1.1. Der 1962 geborene Beschwerdeführer meldete sich im Juni 2014 erstmals bei der Beschwerdegegnerin zum Bezug von Leistungen der Eidgenössischen Invalidenversicherung (IV). Diese nahm in der Folge unter anderem Rücksprache mit ihrem Regionalen Ärztlichen Dienst (RAD) und liess den Beschwerdeführer durch Dr. med. B._____, Facharzt für Psychiatrie und Psychotherapie, begutachten (Gutachten vom 29. Mai 2015). Daraufhin wies die Beschwerdegegnerin das Leistungsgesuch des Beschwerdeführers mit Verfügung vom 21. September 2017 ab.
1.2. Auf eine erneute Anmeldung vom 10. September 2018 trat die Beschwerdegegnerin mit Verfügung vom 7. Januar 2019 nicht ein. Am 25. November 2019 meldete sich der Beschwerdeführer ein weiteres Mal zum Leistungsbezug an, worauf die Beschwerdegegnerin mit Verfügung vom 4. März 2020 ebenfalls nicht eintrat.
1.3. Am 12. März 2021 (Datum Posteingang) meldete sich der Beschwerdeführer mit Hinweis auf eine psychische Beeinträchtigung sowie Beschwerden am linken Arm abermals bei der Beschwerdegegnerin zum Leistungsbezug an. Mit Vorbescheid vom 24. Juni 2021 stellte ihm die Beschwerdegegnerin ein Nichteintreten auf sein Leistungsbegehren in Aussicht. Nachdem der Beschwerdeführer dagegen Einwände erhoben hatte, nahm die Beschwerdegegnerin Rücksprache mit dem RAD. In der Folge liess sie den Beschwerdeführer sodann durch die BEGAZ GmbH polydisziplinär begutachten (Gutachten vom 9. Juni 2022). Nach neuerlich durchgeführtem Vorbescheidverfahren verneinte die Beschwerdegegnerin mit Verfügung vom 11. April 2023 schliesslich einen Rentenanspruch des Beschwerdeführers.
2.
2.1. Dagegen erhob der Beschwerdeführer mit Eingabe vom 8. Mai 2023 bei der Beschwerdegegnerin fristgerecht Beschwerde, welche zuständigkeitshalber an das Versicherungsgericht weitergeleitet wurde. Der Beschwerdeführer beantragte sinngemäss die Aufhebung der angefochtenen Verfügung sowie die Zusprache einer Invalidenrente. Mit Eingabe vom 26. Juli 2023 beantragte er sodann sinngemäss die Gewährung unentgeltlicher Rechtspflege.

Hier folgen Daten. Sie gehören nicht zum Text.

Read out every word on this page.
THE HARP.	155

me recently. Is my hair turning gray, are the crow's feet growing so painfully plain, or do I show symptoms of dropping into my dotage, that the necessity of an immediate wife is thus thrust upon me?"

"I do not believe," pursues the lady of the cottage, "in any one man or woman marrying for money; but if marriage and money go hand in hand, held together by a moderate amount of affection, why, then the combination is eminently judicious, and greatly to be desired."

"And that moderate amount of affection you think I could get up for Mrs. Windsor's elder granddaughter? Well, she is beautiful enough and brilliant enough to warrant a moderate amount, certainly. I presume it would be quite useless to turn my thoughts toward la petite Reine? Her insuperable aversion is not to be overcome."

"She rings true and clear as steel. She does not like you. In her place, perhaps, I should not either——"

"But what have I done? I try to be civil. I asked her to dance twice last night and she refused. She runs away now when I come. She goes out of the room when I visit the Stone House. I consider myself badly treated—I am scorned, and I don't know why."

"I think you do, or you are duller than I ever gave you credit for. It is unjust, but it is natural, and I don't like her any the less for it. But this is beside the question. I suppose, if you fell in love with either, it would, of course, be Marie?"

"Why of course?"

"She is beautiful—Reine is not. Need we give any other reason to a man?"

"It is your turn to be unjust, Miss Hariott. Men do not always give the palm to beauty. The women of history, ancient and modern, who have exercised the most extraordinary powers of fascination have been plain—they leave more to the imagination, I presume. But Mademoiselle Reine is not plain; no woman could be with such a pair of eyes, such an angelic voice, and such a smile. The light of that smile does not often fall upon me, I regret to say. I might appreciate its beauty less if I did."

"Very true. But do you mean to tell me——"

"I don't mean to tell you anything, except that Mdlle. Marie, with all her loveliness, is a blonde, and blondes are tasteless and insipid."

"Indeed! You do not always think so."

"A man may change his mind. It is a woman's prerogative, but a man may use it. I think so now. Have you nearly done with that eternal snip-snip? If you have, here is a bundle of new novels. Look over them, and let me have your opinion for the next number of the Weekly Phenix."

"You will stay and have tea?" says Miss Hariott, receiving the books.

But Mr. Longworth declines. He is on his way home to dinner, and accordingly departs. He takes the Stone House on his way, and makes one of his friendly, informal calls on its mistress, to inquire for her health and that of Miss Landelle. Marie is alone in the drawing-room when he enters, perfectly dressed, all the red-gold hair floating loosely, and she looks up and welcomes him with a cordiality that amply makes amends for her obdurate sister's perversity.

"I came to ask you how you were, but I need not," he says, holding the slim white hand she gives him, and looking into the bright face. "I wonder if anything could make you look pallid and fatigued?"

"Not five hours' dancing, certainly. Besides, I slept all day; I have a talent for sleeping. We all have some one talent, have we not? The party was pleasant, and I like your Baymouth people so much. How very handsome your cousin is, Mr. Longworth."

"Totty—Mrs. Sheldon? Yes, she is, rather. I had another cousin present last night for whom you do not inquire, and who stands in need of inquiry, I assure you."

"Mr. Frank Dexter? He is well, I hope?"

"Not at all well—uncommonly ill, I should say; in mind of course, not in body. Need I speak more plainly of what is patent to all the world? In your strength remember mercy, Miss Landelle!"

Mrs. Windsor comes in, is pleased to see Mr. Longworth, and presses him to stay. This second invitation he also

2.2. Mit instruktionsrichterlicher Verfügung vom 4. September 2023 wurde dem Beschwerdeführer die unentgeltliche Rechtspflege für die Gerichtskosten bewilligt und von der Einforderung eines Kostenvorschusses abgesehen.
2.3. Mit Vernehmlassung vom 14. September 2023 beantragte die Beschwerdegegnerin die Abweisung der Beschwerde.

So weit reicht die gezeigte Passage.